The study performed was preliminary, and has several limitations, such as small power size and limited number of tests carried out. It was not also possible yet to draw conclusions about the kinetics of PVX binding to the scaffolds. HPeV1 adsorption per surface unit of scaffold is needed to be further estimated in a separate set of experiments where scaffolds of controlled size will be incubated with HPeV1 and virus titre would be quantified by plaque assays in multiple replicates in more detail. Similarly, binding kinetics would require an additional set of experiments.

4. Conclusions

In this work, for the first time, graphene augmented inorganic nanofiber (GAIN) scaffolds were used to discover potential adherence (binding) of different virus types. GAIN scaffolds were shown to represent a novel tool for directing and influencing cells behavior without biological or pharmacological cues, but there was no knowledge about the interactions of virions with these nanomaterials.

Plant potato virus (PVX) and two human pathogenic viruses (HPeV1 and IAV) binding was analyzed, and the results indicate that smaller non-enveloped viruses to have more binding capacity than larger enveloped ones. It is possible to assume enveloped viruses have unfavorable geometry (steric factor) and their envelopes are not able to accommodate to GAIN ultra-anisotropic nano-structure, unlike cells membranes.

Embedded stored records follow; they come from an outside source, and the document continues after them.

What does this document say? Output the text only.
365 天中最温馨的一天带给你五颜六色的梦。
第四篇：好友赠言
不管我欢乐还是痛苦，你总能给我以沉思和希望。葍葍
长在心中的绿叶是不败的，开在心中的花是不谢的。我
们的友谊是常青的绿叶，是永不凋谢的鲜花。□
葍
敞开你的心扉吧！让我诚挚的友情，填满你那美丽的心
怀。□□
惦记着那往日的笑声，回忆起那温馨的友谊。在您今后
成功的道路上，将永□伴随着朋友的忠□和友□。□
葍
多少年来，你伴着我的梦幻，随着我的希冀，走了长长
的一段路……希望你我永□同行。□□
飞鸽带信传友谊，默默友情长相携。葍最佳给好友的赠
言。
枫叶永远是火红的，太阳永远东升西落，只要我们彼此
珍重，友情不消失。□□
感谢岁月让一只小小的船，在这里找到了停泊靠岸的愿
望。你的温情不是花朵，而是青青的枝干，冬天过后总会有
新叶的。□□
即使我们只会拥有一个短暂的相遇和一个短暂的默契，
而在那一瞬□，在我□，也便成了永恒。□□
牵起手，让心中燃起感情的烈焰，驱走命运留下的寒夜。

This study has a three-fold implication. First, aligned ultra-long nanofibers alike GAIN might be an effective substrate to capture small non-enveloped viruses without pre-incubation, and perhaps even to separate them from enveloped ones, if both are present in the lysate. Second, if the viruses binding is indeed more a physical process, GAIN-like systems might be beneficial in studying peculiarities of virions interaction with different matter to understand their physical and nano-mechanical properties for development of better viral control and anti-viral products. Third, this approach might be also extended to studies of infected stem cells or cancer cells as a complementary tool for understanding transfection and development of new antiviral and anticancer therapies.